Increasing the Flow of Cerebrospinal Fluid to Counteract Inflammation
As a long-time instructor for Dr. John E. Upledger, who's best known for his developments of the biomechanical approach to CranioSacral Therapy, Michael is well acquainted with the benefits of strengthening the flow of cerebrospinal fluid to help relieve inflammation. "Cerebrospinal fluid can help wash away toxins that may have crossed the blood-brain barrier and accumulated in the brain." As people age, their natural production of cerebrospinal fluid decreases, Michael explains. "The body can go from producing as much as 800 milliliters a day down to 400 milliliters a day." The still-point study goes on to state that cerebrospinal-fluid levels in individuals with senile dementia can be as low as 200 milliliters a day. So it makes sense that a hands-on therapy known for increasing the flow of cerebrospinal fluid would have a beneficial effect on aging.
In classes he now offers through his company, Michael teaches therapists and caregivers how to use CranioSacral techniques to counteract diseases of aging. "The techniques that seem to help the most are the still point, direction of energy and cranial pumping."3,4,5 Each one is gentle, yet the benefits are rich. According to the research study, the most challenging aspect of caring for dementia patients is their general state of agitation, because they don't remember that their caregivers are trying to help. At the end of the study, the staff reported that six of the nine participants were more cooperative during their daily caregiving activities.
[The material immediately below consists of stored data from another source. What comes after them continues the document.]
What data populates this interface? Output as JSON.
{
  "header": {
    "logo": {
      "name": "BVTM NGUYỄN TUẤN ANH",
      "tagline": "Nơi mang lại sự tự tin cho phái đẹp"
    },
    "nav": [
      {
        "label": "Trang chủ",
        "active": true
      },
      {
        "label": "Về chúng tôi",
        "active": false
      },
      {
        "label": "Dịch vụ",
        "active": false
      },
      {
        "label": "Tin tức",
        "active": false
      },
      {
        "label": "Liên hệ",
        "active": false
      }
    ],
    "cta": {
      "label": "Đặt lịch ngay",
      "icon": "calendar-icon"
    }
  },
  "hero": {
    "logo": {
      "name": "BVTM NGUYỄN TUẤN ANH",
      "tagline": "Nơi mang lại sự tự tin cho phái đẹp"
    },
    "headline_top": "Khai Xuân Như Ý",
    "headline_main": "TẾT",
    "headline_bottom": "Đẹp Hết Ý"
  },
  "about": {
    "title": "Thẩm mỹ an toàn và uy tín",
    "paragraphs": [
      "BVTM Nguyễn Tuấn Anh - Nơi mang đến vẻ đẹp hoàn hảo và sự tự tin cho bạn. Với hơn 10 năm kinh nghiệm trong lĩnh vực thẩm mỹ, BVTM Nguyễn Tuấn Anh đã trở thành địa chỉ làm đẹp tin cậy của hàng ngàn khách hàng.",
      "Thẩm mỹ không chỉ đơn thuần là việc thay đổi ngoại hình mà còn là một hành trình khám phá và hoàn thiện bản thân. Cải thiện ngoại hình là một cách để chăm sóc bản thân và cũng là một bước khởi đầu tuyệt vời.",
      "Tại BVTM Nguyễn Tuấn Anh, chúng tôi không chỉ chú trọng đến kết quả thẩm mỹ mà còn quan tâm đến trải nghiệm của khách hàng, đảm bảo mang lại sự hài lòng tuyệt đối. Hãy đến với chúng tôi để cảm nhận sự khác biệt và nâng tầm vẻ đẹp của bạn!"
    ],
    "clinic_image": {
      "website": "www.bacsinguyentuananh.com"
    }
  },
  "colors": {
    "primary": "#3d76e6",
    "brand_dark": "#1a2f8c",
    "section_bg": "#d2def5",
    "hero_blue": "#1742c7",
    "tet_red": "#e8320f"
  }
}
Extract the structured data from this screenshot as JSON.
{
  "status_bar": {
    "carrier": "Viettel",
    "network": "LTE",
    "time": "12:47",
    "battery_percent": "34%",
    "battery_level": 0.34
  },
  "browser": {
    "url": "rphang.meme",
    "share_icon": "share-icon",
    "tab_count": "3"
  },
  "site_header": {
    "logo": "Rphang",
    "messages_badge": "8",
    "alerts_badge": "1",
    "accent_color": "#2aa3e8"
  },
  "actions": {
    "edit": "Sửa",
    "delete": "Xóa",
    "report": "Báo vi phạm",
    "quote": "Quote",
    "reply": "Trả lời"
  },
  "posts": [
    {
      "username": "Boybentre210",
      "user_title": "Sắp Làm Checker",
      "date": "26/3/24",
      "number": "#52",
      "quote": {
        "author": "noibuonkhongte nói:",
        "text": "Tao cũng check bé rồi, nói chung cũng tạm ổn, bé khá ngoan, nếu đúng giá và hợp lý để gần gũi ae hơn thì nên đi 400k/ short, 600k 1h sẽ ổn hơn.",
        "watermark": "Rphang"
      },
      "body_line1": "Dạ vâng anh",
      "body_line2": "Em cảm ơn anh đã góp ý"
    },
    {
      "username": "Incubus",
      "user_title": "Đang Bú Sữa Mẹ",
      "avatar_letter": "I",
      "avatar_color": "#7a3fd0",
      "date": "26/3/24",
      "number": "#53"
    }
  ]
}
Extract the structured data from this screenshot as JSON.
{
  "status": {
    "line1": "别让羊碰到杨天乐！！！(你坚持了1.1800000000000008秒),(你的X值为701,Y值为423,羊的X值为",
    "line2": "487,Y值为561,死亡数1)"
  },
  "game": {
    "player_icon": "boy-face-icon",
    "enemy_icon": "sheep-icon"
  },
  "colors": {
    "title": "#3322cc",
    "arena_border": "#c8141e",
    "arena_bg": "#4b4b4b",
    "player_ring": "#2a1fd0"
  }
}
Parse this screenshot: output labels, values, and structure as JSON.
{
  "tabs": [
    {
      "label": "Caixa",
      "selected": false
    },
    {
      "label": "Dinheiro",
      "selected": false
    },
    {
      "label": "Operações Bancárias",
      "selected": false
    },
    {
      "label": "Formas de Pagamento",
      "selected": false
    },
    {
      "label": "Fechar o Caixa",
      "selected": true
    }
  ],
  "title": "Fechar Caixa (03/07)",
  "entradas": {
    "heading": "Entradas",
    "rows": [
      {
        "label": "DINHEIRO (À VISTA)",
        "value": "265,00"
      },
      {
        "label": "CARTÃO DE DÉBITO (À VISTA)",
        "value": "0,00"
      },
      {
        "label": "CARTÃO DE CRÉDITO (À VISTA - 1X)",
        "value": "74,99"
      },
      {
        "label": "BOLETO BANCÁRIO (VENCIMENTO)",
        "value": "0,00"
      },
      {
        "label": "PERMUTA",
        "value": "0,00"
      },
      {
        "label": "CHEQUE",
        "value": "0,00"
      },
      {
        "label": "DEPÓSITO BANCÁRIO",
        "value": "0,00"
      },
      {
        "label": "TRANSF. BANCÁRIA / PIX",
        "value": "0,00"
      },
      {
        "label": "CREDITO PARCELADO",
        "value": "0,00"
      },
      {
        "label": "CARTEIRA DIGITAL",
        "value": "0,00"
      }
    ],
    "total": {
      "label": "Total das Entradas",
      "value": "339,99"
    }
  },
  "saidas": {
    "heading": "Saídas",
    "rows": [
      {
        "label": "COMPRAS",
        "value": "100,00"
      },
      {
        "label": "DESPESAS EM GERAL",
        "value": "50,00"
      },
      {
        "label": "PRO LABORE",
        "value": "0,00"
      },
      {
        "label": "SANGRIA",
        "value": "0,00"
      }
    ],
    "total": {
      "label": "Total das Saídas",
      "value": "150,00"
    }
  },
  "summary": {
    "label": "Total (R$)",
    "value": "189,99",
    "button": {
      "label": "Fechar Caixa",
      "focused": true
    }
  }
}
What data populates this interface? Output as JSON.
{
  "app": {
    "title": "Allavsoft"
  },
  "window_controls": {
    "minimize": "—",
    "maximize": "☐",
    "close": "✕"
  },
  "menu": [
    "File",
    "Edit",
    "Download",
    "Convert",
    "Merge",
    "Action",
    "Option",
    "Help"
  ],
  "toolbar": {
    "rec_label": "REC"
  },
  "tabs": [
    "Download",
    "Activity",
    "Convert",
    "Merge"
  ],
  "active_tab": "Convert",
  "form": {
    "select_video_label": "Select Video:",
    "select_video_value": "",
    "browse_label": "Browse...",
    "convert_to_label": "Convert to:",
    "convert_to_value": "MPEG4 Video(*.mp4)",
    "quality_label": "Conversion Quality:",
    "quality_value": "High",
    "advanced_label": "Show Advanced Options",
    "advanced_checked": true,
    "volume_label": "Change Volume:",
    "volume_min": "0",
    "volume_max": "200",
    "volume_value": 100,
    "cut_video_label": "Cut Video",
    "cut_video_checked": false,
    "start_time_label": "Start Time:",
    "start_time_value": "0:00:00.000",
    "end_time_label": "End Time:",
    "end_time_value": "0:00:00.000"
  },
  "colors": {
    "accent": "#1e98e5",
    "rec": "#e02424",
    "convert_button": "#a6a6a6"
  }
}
"In my own experience using CranioSacral Therapy with early-onset dementia, a common first response is that the patient feels more relaxed and less anxious," Michael said. "Caregivers notice this as well, and they often enjoy easier, more meaningful interactions and conversations." Not all dementia-like conditions are caused by inflammation, Michael concedes. "Some people just don't want to remember anymore." But for others, the research indicates that CranioSacral Therapy may be very helpful at relieving common diseases of aging.